Para los progresistas, SMHAUSA -empresa municipal de vivienda- debe tener una "estructura más robusta" para desarrollar esta gestión y apunta que debe ser "la gran tenedora de la ciudad que administre la vivienda pública". En este sentido, ha sido especialmente crítico con la Agencia Catalana de la Vivienda, a la que considera que está "dormida desde hace 15 años".
Según ha explicado Collado, hoy han firmado la adquisición de un edificio en Hernández Sanahuja que se sumará a otros dos edificios comprados recientemente.
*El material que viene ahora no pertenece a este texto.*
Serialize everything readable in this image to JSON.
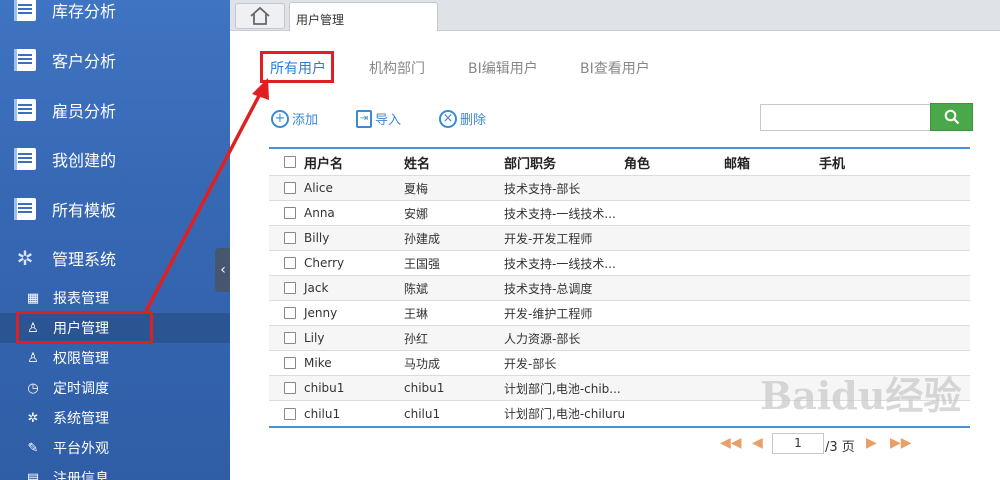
{
  "sidebar": {
    "main_items": [
      {
        "label": "库存分析"
      },
      {
        "label": "客户分析"
      },
      {
        "label": "雇员分析"
      },
      {
        "label": "我创建的"
      },
      {
        "label": "所有模板"
      },
      {
        "label": "管理系统"
      }
    ],
    "sub_items": [
      {
        "label": "报表管理",
        "icon": "report-icon"
      },
      {
        "label": "用户管理",
        "icon": "user-icon"
      },
      {
        "label": "权限管理",
        "icon": "user-icon"
      },
      {
        "label": "定时调度",
        "icon": "clock-icon"
      },
      {
        "label": "系统管理",
        "icon": "gear-icon"
      },
      {
        "label": "平台外观",
        "icon": "brush-icon"
      },
      {
        "label": "注册信息",
        "icon": "doc-icon"
      }
    ],
    "active": "用户管理",
    "collapse_glyph": "‹"
  },
  "topbar": {
    "tab_label": "用户管理"
  },
  "subtabs": [
    "所有用户",
    "机构部门",
    "BI编辑用户",
    "BI查看用户"
  ],
  "toolbar": {
    "add": "添加",
    "import": "导入",
    "delete": "删除"
  },
  "search": {
    "value": ""
  },
  "table": {
    "headers": [
      "用户名",
      "姓名",
      "部门职务",
      "角色",
      "邮箱",
      "手机"
    ],
    "rows": [
      {
        "user": "Alice",
        "name": "夏梅",
        "dept": "技术支持-部长"
      },
      {
        "user": "Anna",
        "name": "安娜",
        "dept": "技术支持-一线技术..."
      },
      {
        "user": "Billy",
        "name": "孙建成",
        "dept": "开发-开发工程师"
      },
      {
        "user": "Cherry",
        "name": "王国强",
        "dept": "技术支持-一线技术..."
      },
      {
        "user": "Jack",
        "name": "陈斌",
        "dept": "技术支持-总调度"
      },
      {
        "user": "Jenny",
        "name": "王琳",
        "dept": "开发-维护工程师"
      },
      {
        "user": "Lily",
        "name": "孙红",
        "dept": "人力资源-部长"
      },
      {
        "user": "Mike",
        "name": "马功成",
        "dept": "开发-部长"
      },
      {
        "user": "chibu1",
        "name": "chibu1",
        "dept": "计划部门,电池-chib..."
      },
      {
        "user": "chilu1",
        "name": "chilu1",
        "dept": "计划部门,电池-chiluru"
      }
    ]
  },
  "pager": {
    "current": "1",
    "total_text": "/3 页"
  },
  "watermark": "Baidu经验",
  "colors": {
    "accent": "#2a7fd4",
    "annotation": "#e02020",
    "sidebar": "#3768b4"
  }
}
Uno en la calle Lleida y el otro en Bonavista. En total, estos movimientos sumarán una treintena de pisos nuevos destinados a alquiler asequible. Dos de los colectivos en los que se quieren centrar especialmente En Comú Podem con estas convocatorias son las familias monoparentales y los jóvenes.
Además de esta nueva iniciativa, el portavoz de la coalición progresista afirma que actualmente hay proyectados unos 1.000 pisos nuevos de alquiler social, que se acercarían a la demanda de 1.500 que establece el Plan Local de Vivienda.